If the true goal of “healthcare reform” is better quality care for the greatest number of US citizens, remove insurance companies from the equation for everything except catastrophic care and finally give some attention to tort reform. Eliminating the bureaucratic middlemen from between patients and their physicians would not only improve care and reduce costs but would have the added bonus of encouraging the resurgence of small independent family and OB/GYN practices, as would capping medical liability damages to reasonable levels
This is a story about a murderer and a thief.
Luigi Mangione had no right to use force. His life was not being threatened yet he took a life based on opinions and prejudices. Everyone hates medical insurance companies. Luigi was not in a position where self defense was necessary either for himself or for others as was Daniel Penny while involved in the NYC subway altercation. There was nothing moral about this murder. If anything his crime deserves classification as a hate crime.
The thief was not really United Healthcare or their CEO. It was the US government that mandated everyone to pay for health insurance or else suffer fines and penalties while simultaneously forcing the private insurance market to behave in a fashion which created the United Heath Care winner. Such a scheme was based on force. The costs of such a public goal were not earned but were, instead, expropriated.

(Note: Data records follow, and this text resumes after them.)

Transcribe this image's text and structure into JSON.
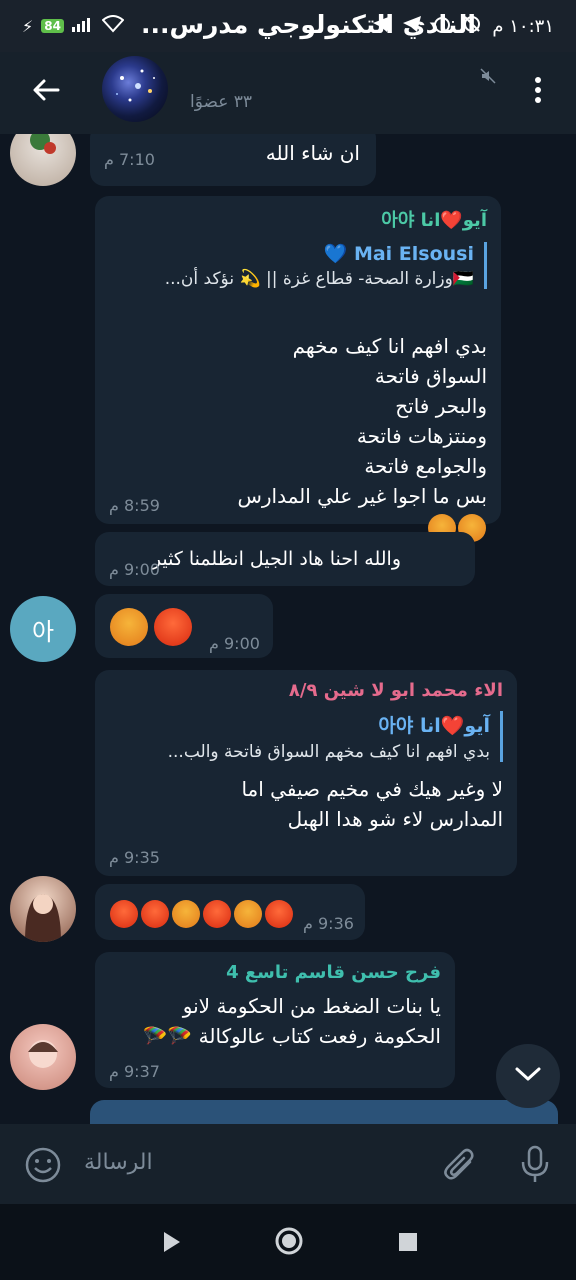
{
  "statusbar": {
    "battery": "84",
    "time": "١٠:٣١ م"
  },
  "header": {
    "title": "النادي التكنولوجي مدرس...",
    "members": "٣٣ عضوًا"
  },
  "messages": [
    {
      "text": "ان شاء الله",
      "time": "7:10 م"
    },
    {
      "sender": "آيو❤️انا 아야",
      "quote_name": "Mai Elsousi 💙",
      "quote_text": "🇵🇸وزارة الصحة- قطاع غزة || 💫 نؤكد أن...",
      "text": "بدي افهم انا كيف مخهم\nالسواق فاتحة\nوالبحر فاتح\nومنتزهات فاتحة\nوالجوامع فاتحة\nبس ما اجوا غير علي المدارس",
      "time": "8:59 م"
    },
    {
      "text": "والله احنا هاد الجيل انظلمنا كثير",
      "time": "9:00 م"
    },
    {
      "text": "",
      "time": "9:00 م",
      "avatar": "아"
    },
    {
      "sender": "الاء محمد ابو لا شين ٨/٩",
      "quote_name": "آيو❤️انا 아야",
      "quote_text": "بدي افهم انا كيف مخهم  السواق فاتحة  والب...",
      "text": "لا وغير هيك في مخيم صيفي اما\nالمدارس لاء شو هدا الهبل",
      "time": "9:35 م"
    },
    {
      "text": "",
      "time": "9:36 م"
    },
    {
      "sender": "فرح حسن قاسم تاسع 4",
      "text": "يا بنات الضغط من الحكومة لانو\nالحكومة رفعت كتاب عالوكالة 🪂🪂",
      "time": "9:37 م"
    }
  ],
  "input": {
    "placeholder": "الرسالة"
  },
  "icons": [
    "back-arrow-icon",
    "mute-icon",
    "more-vert-icon",
    "emoji-icon",
    "attach-icon",
    "mic-icon",
    "chevron-down-icon",
    "nav-back-icon",
    "nav-home-icon",
    "nav-recents-icon"
  ],
  "colors": {
    "background": "#0e1621",
    "bubble": "#182533",
    "accent": "#6ab3f3",
    "sender_green": "#4cc9a6",
    "sender_pink": "#e56b8d",
    "sender_teal": "#3fbfae"
  }
}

Prior to the passage of the Affordable Health Care Act insurance was far more affordable, better and was available to people who were willing to pay for it or work for it.
There is no right to any health care, accept by an agreement between the providers and the users.
People who are given care on an emergency basis, by providers, for themselves or their children, should be held accountable. They should not be educated (indoctrinated) to assume that, just like equity belonging to others, they have a right to have it conferred on them by governments capable of coercion actions.
Come on Max. He was a stubborn Irishman who hated Trump. I grew up with dozens like him.